Ultimo aggiornamento  22 luglio 2019 01:47

OnStar, la Opel adotta subito il pulsante automatico di emergenza.

Andrea Cauli ·

Mai più da soli in auto, un ‘angelo custode’ veglierà su di noi ed interverrà in caso di incidente, guasto, furto o per indicarci la ‘retta via’. E’ sbarcato da pochi mesi in Italia e in altri 12 Paesi europei sulle Opel il servizio di emergenza OnStar sviluppato in America dalla casa madre General Motors. Una scelta in anticipo rispetto alla Direttiva Europea che obbliga l’eCall di serie, il pulsante d’emergenza, su tutti i veicoli nuovi a partire dal 31 marzo 2018.

L'OnStar è un servizio di connettività e assistenza personale con chiamata automatica d'emergenza in caso di incidente, dotato di moltissime altre utili funzioni. Adottato per la prima volta sulla nuova generazione della Opel Astra, sarà disponibile presto su altri modelli. Di serie nelle versioni più ricche, optional con un costo di 500 euro dove non lo è, tutti i servizi sono gratuiti per 12 mesi, poi in abbonamento.

I pulsanti per contattare l'assistenza sono semplici da trovare essendo posizionati nella console centrale o, in alcuni modelli, nei pressi dello specchietto retrovisore interno. Il sistema si aziona in automatico in caso di incidente grave (Automatic Crash Response), quando si attiva un airbag, ed allerta i soccorsi. Un consulente contatta il veicolo per capire se è necessario un intervento e, in assenza di risposta, una squadra di emergenza viene inviata sul posto tramite il Gps mentre l'operatore resta in linea fino a quando non giunge sul luogo dell'incidente.

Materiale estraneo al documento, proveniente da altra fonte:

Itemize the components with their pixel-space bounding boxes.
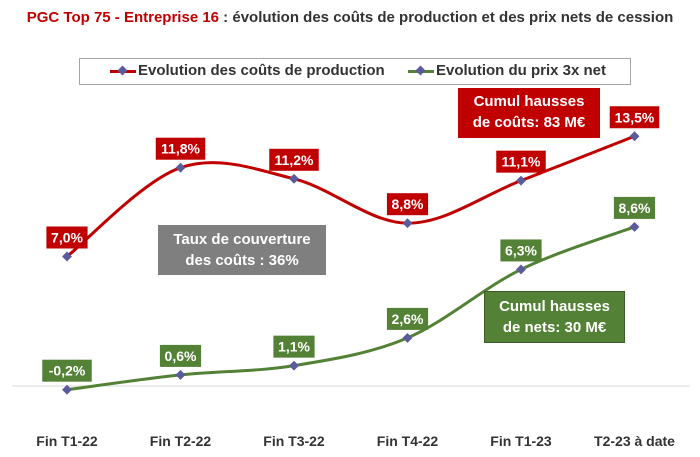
x-tick-label: Fin T1-23	[490, 433, 552, 449]
annotation-cumul-couts-line2: de coûts: 83 M€	[472, 114, 586, 131]
data-label-prices: 1,1%	[278, 339, 310, 355]
data-point-prices	[402, 332, 413, 343]
data-label-prices: 0,6%	[165, 348, 197, 364]
data-label-prices: 8,6%	[619, 200, 651, 216]
data-point-costs	[629, 131, 640, 142]
annotation-cumul-nets: Cumul hausses de nets: 30 M€	[484, 291, 625, 343]
annotation-cumul-nets-line1: Cumul hausses	[499, 298, 610, 315]
legend-entry-costs: Evolution des coûts de production	[110, 62, 385, 79]
data-label-costs: 11,1%	[502, 154, 541, 170]
data-label-bg-costs	[386, 193, 429, 216]
data-point-prices	[175, 369, 186, 380]
annotation-cumul-nets-line2: de nets: 30 M€	[502, 319, 607, 336]
chart-title-highlight: PGC Top 75 - Entreprise 16	[26, 9, 220, 26]
x-tick-label: T2-23 à date	[594, 433, 675, 449]
annotation-cumul-couts-line1: Cumul hausses	[473, 93, 585, 110]
annotation-cumul-couts: Cumul hausses de coûts: 83 M€	[458, 88, 600, 138]
data-label-costs: 11,2%	[275, 152, 314, 168]
legend-swatch-costs	[110, 64, 136, 78]
data-label-bg-prices	[386, 307, 429, 330]
data-label-costs: 13,5%	[615, 109, 655, 125]
chart-title-rest: : évolution des coûts de production et d…	[219, 9, 674, 26]
data-label-prices: -0,2%	[49, 363, 86, 379]
data-label-bg-costs	[496, 150, 546, 173]
data-label-prices: 2,6%	[392, 311, 424, 327]
legend-label-prices: Evolution du prix 3x net	[436, 62, 607, 79]
data-label-costs: 8,8%	[392, 196, 424, 212]
data-label-bg-prices	[273, 335, 315, 358]
data-label-bg-costs	[609, 106, 660, 129]
data-label-prices: 6,3%	[505, 242, 537, 258]
annotation-taux-couverture: Taux de couverture des coûts : 36%	[158, 225, 326, 275]
data-label-bg-prices	[500, 239, 542, 262]
legend-entry-prices: Evolution du prix 3x net	[408, 62, 606, 79]
data-label-bg-prices	[42, 359, 92, 382]
data-label-costs: 7,0%	[51, 230, 83, 246]
chart-legend: Evolution des coûts de production Evolut…	[79, 58, 631, 85]
annotation-taux-line1: Taux de couverture	[173, 231, 311, 248]
data-label-costs: 11,8%	[161, 141, 200, 157]
data-point-costs	[175, 162, 186, 173]
data-point-prices	[516, 264, 526, 275]
annotation-taux-line2: des coûts : 36%	[185, 252, 299, 269]
data-label-bg-costs	[269, 148, 319, 171]
series-line-costs	[66, 134, 636, 258]
chart-title: PGC Top 75 - Entreprise 16 : évolution d…	[0, 8, 700, 28]
x-tick-label: Fin T2-22	[150, 433, 212, 449]
data-label-bg-prices	[613, 196, 656, 219]
data-point-prices	[629, 221, 640, 232]
x-tick-label: Fin T4-22	[377, 433, 439, 449]
data-point-costs	[402, 218, 413, 229]
legend-swatch-prices	[408, 64, 434, 78]
legend-label-costs: Evolution des coûts de production	[138, 62, 385, 79]
data-point-costs	[516, 175, 526, 186]
data-point-prices	[289, 360, 299, 371]
data-label-bg-costs	[46, 226, 88, 249]
x-tick-label: Fin T3-22	[263, 433, 325, 449]
x-tick-label: Fin T1-22	[36, 433, 98, 449]
data-label-bg-prices	[159, 344, 202, 367]
data-point-costs	[289, 173, 299, 184]
data-label-bg-costs	[155, 137, 206, 160]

Grazie alla funzione Emergency Services, guidatore, passeggero o chiunque altro presente nella vettura, premendo il pulsante di emergenza sarà in grado di mettersi in comunicazione con un consulente in grado di contattare i vigili del fuoco, la polizia o i servizi medici di emergenza e guidarli fino al veicolo. Ma non solo: chi possiede uno smartphone può collegarsi al proprio veicolo tramite una app che consente di visualizzare i dati dell’auto ed intervenire da remoto, come localizzare a distanza la vettura, ma anche bloccare/sbloccare le porte, accendere le luci oppure fornire assistenza in caso di furto.

Il ‘magico’ pulsante di colore blu è diventato il compagno di viaggio più prezioso in grado di aiutarci a risolvere qualsiasi problema, anche quello di trovare un ristorante o la farmacia più vicina. Premendolo, in pochi secondi verrà visualizzata sul display dell’auto la destinazione e il percorso più veloce. Niente paura, poi, se si dovesse accendere una spia luminosa dal simbolo incomprensibile sul quadro strumenti: sempre schiacciando lo stesso tasto dal call-center una voce identificherà il guasto e ci indirizzerà all’officina più vicina. OnStar ci consente anche di fare un check gratuito dell’auto, in pochi minuti e in qualsiasi momento, verificando la pressione delle gomme, il livello dell’olio motore, il carburante residuo o la data del prossimo tagliando.

OnStar ha già circa 7 milioni di clienti negli Stati Uniti, in Canada, Cina e Messico, riceve in media 185.000 chiamate al giorno (due al secondo) e risponde automaticamente ogni mese a quasi 5.000 incidenti automobilistici in tutto il mondo grazie al lavoro dei consulenti 24 ore al giorno, 365 giorni all’anno.

La tecnologia di assistenza agli automobilisti, nata nel 1996 con l’obiettivo di mettere in comunicazione i veicoli, oggi si è sviluppata ed è in grado di offrire una molteplicità di servizi per la sicurezza, l’incolumità e il comfort degli automobilisti, condizioni assolutamente irrinunciabili su auto moderne.

Anche altre case automobilistiche offrono analoghi sistemi di emergenza automatici che adottano un funzionamento simile come la Ford con Sync Emergency Assistent (mediante la normale rete del telefono cellulare), la Bmw con l’Assist Advanced eCall, la Citroen con la Localized Emergency Call e la Peugeot con il Connect SOS.

La Commissione Europea ha stimato, recentemente, che se tutte le vetture fossero equipaggiate con un sistema di chiamata di emergenza, nel Vecchio Continente si salverebbero circa 2.500 vite ogni anno e il numero di persone gravemente ferite si ridurrebbe del 10-15%.